No Liechtenstein feast is complete, however, without käsknöpfle, cheesy noodles. This is by far the most cherished national dish, similar to spätzle with cheese, which is enjoyed in nearby Bavaria, Switzerland and Hungary.
Käs is cheese and knöpfle means (small) buttons which, in this c
ase, are made from dough. The dough is pushed through a device called a knöpflehobel (or spätzlehobel): a button planer. This device has small holes and, as the dough passes through them, little ‘buttons’ of noodles are created. A colander can be used if the holes are large, but is messier than the knöpflehobel. Pushing the dough through the dull side of a cheese grater also works.

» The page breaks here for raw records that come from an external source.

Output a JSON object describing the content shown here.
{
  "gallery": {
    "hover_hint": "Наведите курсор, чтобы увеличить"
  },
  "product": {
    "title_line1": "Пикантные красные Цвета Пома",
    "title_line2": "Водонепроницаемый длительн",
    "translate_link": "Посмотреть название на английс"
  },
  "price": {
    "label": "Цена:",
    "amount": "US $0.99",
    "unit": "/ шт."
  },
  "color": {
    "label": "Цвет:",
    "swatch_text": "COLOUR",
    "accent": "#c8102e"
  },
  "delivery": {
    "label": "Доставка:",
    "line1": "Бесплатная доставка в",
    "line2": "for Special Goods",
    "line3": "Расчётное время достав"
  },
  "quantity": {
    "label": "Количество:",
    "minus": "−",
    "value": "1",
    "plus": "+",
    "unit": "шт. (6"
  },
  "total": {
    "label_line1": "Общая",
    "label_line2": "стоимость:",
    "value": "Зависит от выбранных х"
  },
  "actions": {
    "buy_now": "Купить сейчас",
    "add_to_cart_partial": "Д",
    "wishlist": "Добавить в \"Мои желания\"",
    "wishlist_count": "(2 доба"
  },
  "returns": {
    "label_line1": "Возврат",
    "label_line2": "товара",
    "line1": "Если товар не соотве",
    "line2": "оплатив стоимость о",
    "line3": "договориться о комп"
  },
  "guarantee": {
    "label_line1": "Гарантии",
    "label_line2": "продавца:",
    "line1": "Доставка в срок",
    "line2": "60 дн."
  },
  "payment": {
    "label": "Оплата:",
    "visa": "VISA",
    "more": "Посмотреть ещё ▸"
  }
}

The dough-pushing takes place over a big pot of boiling water, so that the buttons fall into the bubbling hot liquid. First, they sink. Second, they rise, at which point they are cooked and can be lifted from the water with a skimmer or slotted spoon. The knöpfle are covered in grated cheese, given a stir, and then served with onions, which have been sliced and fried in butter to a crisp. A pot of apple compote and a glass of chilled chardonnay are pleasant accompaniments.
The recipe follows:
Serves 4
Ingredients
For the dough:
300 grams flour
4 eggs
250 millilitres fresh water
a pinch or two each of pepper, nutmeg and salt
For the cheese:
200 grams Appenzeller or Gruyère or Emmental (also known as Emmentalier)
100 grams Fontina
Fry some onion rings in butter until they are golden, and put to one side.
In a large bowl, mix the dough ingredients. Cover with a tea towel, and leave for 30 minutes.
In a large saucepan, bring well-salted water to a rapid boil.
Pass the dough through the knöpflehobel (or dull side of a cheese grater) into the water. As the ‘buttons’ rise to the water’s surface, remove them and place them in a bowl. Quickly add the cheese. Toss and stir.